À identité de niveau de fonctions et de maîtrise du poste, les agents – indifféremment de droit privé ou de droit public – recrutés postérieurement ont alors perçu un complément de même montant.
Cependant, des différences ont pu exister avec certains fonctionnaires – dans une faible proportion – recrutés dans les années 1970-1980 et percevant un montant supérieur de Complément Poste à raison de leur historique de carrière propre.
S’en sont suivis de multiples contentieux sur le fondement du principe « à travail égal, salaire égal ».
L’action collective des organisations syndicales fondée sur une rupture générale d’égalité
Des demandes de régularisation collective de salaires, c’est-à-dire tendant à l’obtention d’un rappel de salaires au bénéfice de tous les salariés concernés, en l’absence même de toute action ou demande individuelle, ont été présentées par certaines fédérations syndicales.
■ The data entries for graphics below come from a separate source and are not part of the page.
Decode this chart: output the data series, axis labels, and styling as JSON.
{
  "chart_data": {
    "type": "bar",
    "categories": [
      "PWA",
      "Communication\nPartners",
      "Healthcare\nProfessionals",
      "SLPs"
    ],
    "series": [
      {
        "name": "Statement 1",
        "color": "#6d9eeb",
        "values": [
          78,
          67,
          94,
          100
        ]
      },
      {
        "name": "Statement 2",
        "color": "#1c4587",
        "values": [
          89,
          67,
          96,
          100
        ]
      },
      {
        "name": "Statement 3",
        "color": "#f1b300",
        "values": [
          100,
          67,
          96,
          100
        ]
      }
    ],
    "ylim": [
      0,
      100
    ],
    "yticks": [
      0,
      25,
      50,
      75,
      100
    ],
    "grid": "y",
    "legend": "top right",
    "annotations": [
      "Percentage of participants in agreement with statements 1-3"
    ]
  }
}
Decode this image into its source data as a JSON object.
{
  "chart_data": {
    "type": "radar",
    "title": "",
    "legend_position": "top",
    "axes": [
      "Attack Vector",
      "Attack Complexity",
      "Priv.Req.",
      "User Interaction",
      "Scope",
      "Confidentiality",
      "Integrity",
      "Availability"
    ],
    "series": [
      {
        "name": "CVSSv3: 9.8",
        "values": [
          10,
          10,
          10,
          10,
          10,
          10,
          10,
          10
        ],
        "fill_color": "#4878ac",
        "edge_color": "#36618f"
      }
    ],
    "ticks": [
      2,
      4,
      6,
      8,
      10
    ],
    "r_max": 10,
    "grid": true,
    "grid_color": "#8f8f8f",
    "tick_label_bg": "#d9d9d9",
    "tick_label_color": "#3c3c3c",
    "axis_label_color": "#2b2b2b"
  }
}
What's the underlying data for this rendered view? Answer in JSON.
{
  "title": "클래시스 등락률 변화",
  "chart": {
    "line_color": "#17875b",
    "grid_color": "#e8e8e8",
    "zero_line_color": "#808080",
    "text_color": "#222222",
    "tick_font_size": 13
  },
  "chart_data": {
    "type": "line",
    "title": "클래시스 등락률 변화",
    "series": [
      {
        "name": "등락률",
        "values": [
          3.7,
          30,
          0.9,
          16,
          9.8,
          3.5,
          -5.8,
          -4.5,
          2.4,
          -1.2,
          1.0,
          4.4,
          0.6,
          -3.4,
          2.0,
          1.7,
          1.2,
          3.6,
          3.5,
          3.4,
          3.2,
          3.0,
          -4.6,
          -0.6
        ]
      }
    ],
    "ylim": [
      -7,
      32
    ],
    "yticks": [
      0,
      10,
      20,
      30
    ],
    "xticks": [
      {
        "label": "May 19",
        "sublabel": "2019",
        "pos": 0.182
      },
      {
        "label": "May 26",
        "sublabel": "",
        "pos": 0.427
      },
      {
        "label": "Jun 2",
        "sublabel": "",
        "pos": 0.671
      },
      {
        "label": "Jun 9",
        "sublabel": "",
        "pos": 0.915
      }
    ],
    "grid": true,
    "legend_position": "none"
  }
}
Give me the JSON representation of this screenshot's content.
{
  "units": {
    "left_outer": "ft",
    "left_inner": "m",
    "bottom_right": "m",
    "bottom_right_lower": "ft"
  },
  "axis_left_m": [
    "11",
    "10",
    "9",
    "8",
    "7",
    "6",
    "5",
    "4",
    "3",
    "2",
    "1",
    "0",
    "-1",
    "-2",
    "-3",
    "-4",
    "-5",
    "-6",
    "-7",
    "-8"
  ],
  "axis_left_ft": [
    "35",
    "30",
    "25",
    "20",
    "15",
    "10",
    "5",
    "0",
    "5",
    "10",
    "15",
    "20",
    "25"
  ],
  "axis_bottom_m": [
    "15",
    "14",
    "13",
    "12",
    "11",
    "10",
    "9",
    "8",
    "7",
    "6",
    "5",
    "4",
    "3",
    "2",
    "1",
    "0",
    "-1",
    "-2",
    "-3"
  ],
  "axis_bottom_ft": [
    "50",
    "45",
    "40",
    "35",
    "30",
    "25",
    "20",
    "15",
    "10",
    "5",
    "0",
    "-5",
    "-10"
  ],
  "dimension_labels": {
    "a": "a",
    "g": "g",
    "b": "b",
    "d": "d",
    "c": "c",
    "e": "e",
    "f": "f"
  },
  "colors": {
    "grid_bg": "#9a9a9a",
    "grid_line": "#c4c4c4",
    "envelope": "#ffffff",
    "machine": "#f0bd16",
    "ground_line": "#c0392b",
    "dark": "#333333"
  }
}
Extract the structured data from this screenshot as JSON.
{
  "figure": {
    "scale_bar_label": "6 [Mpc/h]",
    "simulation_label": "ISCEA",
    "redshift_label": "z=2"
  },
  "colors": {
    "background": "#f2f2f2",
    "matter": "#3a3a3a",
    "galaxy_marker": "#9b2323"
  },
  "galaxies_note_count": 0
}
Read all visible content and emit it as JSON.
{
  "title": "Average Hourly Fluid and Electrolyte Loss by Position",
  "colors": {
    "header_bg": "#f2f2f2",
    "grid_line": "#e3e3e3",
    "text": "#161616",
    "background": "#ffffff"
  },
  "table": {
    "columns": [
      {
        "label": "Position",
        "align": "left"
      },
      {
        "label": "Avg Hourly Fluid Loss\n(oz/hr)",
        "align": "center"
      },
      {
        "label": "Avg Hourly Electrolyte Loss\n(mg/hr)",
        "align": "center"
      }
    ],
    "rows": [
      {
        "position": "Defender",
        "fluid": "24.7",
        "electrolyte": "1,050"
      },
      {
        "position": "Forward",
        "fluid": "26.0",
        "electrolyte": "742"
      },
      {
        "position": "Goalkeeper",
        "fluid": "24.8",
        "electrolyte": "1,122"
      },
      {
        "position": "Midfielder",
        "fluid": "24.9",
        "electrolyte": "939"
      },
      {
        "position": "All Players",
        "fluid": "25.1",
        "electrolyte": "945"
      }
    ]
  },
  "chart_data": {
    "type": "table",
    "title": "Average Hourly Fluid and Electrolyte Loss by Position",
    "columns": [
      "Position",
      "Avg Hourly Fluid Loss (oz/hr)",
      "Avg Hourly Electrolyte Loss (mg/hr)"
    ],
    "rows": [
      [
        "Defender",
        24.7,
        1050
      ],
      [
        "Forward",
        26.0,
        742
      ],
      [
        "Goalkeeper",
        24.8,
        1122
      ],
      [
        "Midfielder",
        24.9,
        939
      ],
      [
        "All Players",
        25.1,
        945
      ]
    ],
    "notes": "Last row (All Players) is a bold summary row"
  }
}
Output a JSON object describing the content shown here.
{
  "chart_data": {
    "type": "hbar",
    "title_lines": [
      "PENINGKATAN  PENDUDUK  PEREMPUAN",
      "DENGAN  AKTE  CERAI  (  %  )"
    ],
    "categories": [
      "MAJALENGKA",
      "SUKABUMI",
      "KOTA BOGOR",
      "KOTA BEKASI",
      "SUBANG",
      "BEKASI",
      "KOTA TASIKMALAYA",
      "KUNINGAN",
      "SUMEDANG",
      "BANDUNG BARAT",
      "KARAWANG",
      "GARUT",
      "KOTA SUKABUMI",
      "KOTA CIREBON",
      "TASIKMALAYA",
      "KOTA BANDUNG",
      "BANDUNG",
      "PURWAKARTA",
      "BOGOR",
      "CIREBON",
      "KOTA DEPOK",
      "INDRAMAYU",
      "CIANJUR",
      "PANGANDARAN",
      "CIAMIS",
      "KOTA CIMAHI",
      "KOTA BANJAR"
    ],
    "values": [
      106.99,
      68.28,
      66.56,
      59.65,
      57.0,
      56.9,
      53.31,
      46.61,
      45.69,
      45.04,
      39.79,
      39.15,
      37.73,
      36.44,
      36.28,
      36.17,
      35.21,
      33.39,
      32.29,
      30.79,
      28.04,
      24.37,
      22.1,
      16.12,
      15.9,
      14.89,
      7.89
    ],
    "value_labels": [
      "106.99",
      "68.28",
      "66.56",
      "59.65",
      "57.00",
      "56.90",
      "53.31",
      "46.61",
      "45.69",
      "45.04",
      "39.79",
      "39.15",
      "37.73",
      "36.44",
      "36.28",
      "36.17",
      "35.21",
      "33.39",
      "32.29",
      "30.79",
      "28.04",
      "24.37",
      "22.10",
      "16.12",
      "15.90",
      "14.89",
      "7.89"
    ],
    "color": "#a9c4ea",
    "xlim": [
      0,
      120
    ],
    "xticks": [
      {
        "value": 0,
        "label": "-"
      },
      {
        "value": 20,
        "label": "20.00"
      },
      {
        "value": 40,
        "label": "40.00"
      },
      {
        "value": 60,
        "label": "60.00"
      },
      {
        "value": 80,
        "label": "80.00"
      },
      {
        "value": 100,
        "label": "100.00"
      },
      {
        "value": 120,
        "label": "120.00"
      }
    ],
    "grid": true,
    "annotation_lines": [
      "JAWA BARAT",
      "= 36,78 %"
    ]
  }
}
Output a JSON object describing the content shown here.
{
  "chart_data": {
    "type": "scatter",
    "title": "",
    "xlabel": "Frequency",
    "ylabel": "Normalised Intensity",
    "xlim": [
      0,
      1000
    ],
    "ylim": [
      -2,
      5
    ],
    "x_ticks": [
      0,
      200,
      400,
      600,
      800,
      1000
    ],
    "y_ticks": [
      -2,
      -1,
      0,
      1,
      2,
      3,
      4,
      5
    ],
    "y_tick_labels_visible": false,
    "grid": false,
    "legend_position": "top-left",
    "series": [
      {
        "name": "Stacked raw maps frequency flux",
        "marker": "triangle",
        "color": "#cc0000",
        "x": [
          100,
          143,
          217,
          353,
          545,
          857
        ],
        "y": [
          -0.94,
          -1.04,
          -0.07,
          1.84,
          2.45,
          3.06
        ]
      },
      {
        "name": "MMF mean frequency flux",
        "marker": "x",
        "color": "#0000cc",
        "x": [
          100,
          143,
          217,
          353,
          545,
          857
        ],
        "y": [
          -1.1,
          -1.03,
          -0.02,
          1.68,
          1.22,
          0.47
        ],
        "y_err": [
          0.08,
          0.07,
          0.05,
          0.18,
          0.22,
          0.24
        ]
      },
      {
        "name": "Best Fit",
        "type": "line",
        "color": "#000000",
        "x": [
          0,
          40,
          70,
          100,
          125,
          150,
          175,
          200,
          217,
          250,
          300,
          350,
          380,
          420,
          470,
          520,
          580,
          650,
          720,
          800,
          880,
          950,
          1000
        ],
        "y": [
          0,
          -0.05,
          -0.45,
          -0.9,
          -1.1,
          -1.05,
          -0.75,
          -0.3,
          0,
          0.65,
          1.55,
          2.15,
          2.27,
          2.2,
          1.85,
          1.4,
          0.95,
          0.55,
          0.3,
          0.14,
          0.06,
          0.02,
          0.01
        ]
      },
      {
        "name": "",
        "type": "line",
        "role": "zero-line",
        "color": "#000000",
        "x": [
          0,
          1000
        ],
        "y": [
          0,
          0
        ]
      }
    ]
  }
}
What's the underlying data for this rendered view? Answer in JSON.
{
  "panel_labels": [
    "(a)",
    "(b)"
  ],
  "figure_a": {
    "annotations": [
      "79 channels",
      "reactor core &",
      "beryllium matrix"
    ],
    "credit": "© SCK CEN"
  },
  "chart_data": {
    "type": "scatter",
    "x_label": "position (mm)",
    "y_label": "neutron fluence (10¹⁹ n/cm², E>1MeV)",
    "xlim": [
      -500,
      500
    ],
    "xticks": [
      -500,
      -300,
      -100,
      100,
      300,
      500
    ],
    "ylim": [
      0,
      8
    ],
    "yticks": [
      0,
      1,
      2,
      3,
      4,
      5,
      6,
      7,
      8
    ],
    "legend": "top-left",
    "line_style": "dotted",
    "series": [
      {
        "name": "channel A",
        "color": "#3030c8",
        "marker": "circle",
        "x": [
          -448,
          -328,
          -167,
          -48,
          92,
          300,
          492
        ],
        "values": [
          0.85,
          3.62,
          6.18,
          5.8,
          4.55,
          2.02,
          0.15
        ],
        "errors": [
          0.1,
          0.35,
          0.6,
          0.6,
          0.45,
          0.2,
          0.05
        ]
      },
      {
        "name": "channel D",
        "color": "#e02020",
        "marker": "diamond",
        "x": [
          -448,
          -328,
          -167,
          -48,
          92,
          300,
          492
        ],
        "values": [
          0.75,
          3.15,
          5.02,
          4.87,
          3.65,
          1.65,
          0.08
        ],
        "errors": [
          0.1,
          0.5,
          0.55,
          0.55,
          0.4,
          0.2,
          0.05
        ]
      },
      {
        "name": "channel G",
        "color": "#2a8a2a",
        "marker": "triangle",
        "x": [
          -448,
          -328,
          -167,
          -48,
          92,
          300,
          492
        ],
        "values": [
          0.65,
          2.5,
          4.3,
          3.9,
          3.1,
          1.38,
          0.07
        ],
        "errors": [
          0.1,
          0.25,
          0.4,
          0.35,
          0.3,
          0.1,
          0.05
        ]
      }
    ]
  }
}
Par une action collective de nature exceptionnelle, et aux enjeux considérables, les requérants tentaient en effet de démontrer que le régime mis en place exposait collectivement les salariés à une rupture d’égalité.
La Poste, dans des affaires plaidées par CMS Francis Lefebvre Avocats, a obtenu le rejet de toutes les actions collectives (TGI Paris, 4 février 2014 ; TGI Paris, 10 mars 2015 ; CA Paris, 18 juin 2015 ; CA Paris, 14 avril 2016, ayant fait l’objet d’un pourvoi en cassation rejeté : Cass. Soc. 14 février 2018, n°16-18.753) les juges du fond ayant notamment considéré :
Les fédérations appelantes, sur lesquelles repose la charge de la preuve de l’inégalité de traitement qu’elles allèguent, ne démontrent donc pas que l’allocation du complément Poste (..) serait généralement empreinte d’une inégalité de traitement entre les agents de droit public et les agents de droit privé.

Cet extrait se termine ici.